09. Lembar Kesembilan

1K 171 10
                                    

Happy reading!!!

"Ji, lo pernah gak sih?"

"Hah? Pernah apaan?" Saut Jidan yang sedang bermain game diponselnya seraya rebahan.

"Ngerasa capek gitu."

"Sering! Makanya gue rebahan mulu tiap hari!"

"Yeu, itu mah lo nya aja yang kaum rebahan!" Ansel memukul Jidan dengan bantal sofa.

Keduanya sedang berada di rumah Jidan. Mumpung rumahnya kosong, jadi ia meminta Ansel untuk datang.

"Gue serius, woy! Pernah gak?"

Jidan menegakkan badan. Ia tau kemana arah pembicaraan Ansel. "Ya pasti setiap orang pernah lah! Emang kenapa?"

Ansel menghela napas.

Tanpa Jidan bertanya pun, sebenarnya ia sudah tau permasalahan Ansel selama ini.

"Gue capek."

"Gue juga."

"Jidan, gue serius."

"Gue juga."

Ansel menatap malas ke arah Jidan. "Gue gak lagi bercanda, Ji, gue serius. Rasanya gue capek, gue mau nyerah."

"Bukan temen gue. Gue gak kenal lo siapa." Cibir Jidan.

"Gue cuma capek aja. Kayak, gak ada gunanya gue hidup."

"KELUAR! LO SIAPA?! LO BUKAN ANSEL YANG GUE KENAL!" Jidan membacakan segala mantra, takut-takut ada makhluk lain yang merasuki Ansel.

"Gila! Gak bisa diajak serius banget dah! Gak asik lo!"

Jidan menghentikan aksinya, "Lagian, lo kayak bukan Ansel yang gue kenal."

"Emang bukan. Aing maung, rawr!"

"Sinting!"

"ARGHH, GUE HARUS GIMANA?!" Ansel frustasi seraya berguling di karpet.

"Ansel, denger." Tanda-tanda Jidan mau cosplay jadi Jidan teguh. Ansel buru-buru berduduk sila, siap mendengarkan.

"Kalo lo capek, ya istirahat. Mending tidur aja yuk, gue ngantuk!"

"Oasuuu! Gak guna saran lo!" Lagi-lagi Ansel memukul Jidan dengan bantal.

"Abis lo mau gimana, malih?!"

Ansel terlihat sedang menimang-nimang, "Apa gue nyusul orang tua gue ajaㅡEH, BANGSAT LO MAU NGAPAIN?!"

"Ngomong kayak gitu lagi, ini TV melayang ke muka lo!" Jidan sudah ancang-ancang mau melempar televisinya.

"Serem banget!" Ansel bersembunyi di belakang sofa.

"Awas aja sampe lo ada niatan buat ngelakuin itu! Gue tonjok sampe jadi biru baru tau rasa lo!"

"IH, JAHAT BANGET! NANTI MUKA LUCU GUE ILANG!" Ansel cemberut seraya memegang pipi tembamnya.

"Biarin!" Balas Jidan tak acuh.

Setelah hujan berhenti, Ansel memustukan untuk pulang diantar Mario.

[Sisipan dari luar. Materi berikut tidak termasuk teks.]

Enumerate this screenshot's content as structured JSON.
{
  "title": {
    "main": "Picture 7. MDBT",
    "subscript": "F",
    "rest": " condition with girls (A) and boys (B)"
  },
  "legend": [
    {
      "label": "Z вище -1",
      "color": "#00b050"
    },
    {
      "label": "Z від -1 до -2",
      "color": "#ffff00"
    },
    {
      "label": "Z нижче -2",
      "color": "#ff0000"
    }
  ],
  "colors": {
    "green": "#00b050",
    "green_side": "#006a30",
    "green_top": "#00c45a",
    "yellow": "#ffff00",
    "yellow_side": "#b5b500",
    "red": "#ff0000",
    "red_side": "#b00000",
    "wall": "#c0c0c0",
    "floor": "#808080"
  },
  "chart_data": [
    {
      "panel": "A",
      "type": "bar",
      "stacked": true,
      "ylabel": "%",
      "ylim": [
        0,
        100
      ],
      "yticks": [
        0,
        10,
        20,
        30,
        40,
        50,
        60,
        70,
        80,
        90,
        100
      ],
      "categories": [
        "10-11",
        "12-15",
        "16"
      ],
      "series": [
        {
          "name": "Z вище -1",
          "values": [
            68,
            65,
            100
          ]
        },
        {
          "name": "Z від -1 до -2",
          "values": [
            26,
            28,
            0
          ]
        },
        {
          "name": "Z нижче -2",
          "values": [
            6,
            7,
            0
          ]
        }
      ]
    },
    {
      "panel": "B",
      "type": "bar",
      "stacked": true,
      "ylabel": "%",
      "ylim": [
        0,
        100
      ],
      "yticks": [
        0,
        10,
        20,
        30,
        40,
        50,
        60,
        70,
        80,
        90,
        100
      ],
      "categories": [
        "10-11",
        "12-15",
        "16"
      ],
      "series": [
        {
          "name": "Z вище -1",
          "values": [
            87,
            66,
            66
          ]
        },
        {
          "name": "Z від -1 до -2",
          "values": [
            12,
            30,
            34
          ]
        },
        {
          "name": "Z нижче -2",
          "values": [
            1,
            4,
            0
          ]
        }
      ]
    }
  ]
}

Tadinya Jidan menawari diri untuk mengantar Ansel karena habis hujan pasti bakalan becek dan susah nyari kendaraan umum. Tapi Ansel menolak, dan memilih berjalan kaki, biar sehat katanya.

Lalu saat di jalan, ia bertemu dengan Mario. Kebetulan Mario juga mau mampir ke rumah, ada urusan sama Darren katanya.

"Jadi lo abis dari rumah temen?" Ansel mengangguk.

"Abang lo ada di rumah kan? Soalnya dia sering gak masuk kampus beberapa hari ini."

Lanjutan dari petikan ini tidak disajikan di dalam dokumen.